Thankfully the dryer was filled with beer! Wait — would that make it a washing machine? Whatever. The beers were good. Lucky 13 was spectacularly hoppy; the Session Black was smoky, smooth, and drinkable; and Chimay was great, as usual. But the real surprise was La Folie, a Flanders red ale that smelled as funky as it tasted: like tart cherries, dry oak, and a hint of vinegar. That probably doesn’t sound great to most of you; in my opinion, Flanders Reds are one of the hardest beer styles to “get.” But all those odd flavors came together pleasantly, melting on the tongue like sour candy. I loved it — although at $15 a bottle (almost my entire weekend beer allowance) I probably won’t buy it again soon.

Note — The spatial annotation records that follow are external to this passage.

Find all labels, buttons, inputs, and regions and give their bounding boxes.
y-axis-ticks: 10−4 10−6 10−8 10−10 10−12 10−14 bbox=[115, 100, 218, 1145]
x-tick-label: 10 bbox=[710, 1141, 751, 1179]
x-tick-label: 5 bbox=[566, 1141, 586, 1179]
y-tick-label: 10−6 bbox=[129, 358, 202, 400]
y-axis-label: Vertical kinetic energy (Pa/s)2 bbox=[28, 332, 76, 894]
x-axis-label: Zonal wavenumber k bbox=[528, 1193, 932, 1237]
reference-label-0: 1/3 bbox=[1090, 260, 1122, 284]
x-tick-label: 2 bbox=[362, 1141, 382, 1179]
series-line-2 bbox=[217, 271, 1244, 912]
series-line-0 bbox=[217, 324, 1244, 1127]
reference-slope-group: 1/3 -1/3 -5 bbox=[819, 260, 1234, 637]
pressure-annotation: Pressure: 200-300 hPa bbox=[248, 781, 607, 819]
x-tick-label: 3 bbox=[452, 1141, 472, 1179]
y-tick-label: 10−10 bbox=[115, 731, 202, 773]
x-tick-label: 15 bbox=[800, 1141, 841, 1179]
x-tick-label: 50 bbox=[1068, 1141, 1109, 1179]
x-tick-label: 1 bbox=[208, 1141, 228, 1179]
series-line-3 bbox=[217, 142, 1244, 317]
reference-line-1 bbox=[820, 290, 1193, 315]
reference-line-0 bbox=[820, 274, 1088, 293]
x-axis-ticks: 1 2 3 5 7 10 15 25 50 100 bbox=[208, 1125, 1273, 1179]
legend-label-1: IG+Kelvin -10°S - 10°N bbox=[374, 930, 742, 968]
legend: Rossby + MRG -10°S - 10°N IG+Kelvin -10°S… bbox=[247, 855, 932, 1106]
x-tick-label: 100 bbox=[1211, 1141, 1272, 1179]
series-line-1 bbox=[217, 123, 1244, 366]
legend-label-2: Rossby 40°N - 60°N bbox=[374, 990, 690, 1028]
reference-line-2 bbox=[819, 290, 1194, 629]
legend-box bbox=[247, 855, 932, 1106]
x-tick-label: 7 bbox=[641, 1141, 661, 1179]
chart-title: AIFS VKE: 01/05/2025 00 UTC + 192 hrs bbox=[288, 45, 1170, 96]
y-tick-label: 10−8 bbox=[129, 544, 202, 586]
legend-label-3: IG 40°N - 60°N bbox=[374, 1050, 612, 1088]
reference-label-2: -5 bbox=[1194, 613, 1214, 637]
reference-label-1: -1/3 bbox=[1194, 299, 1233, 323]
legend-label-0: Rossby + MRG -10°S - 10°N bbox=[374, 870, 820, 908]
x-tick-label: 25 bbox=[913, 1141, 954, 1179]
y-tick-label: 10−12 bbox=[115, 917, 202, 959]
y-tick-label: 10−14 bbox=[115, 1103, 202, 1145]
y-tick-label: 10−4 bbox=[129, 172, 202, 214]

So this beer fest was less impressive than the last one, but still fun. I particularly enjoyed the pre- and post-game entertainment, but the festival itself introduced me to some good beers and more than a few interesting people.

P.S. – I’d like to remind everyone to drink responsibly, especially at beer festivals. The small samples can sneak up on you.

4 Responses to “Made in the Shade Festival Report”
  1. Ben says:

    I have to skip beerfests this year. It’s very sad. Sorry yours was lacking. That is the bwallz.

    At least Pepsi now encourages drunk driving, though.

  2. Shawn says:

    I love flagstaff…too bad about the festival though.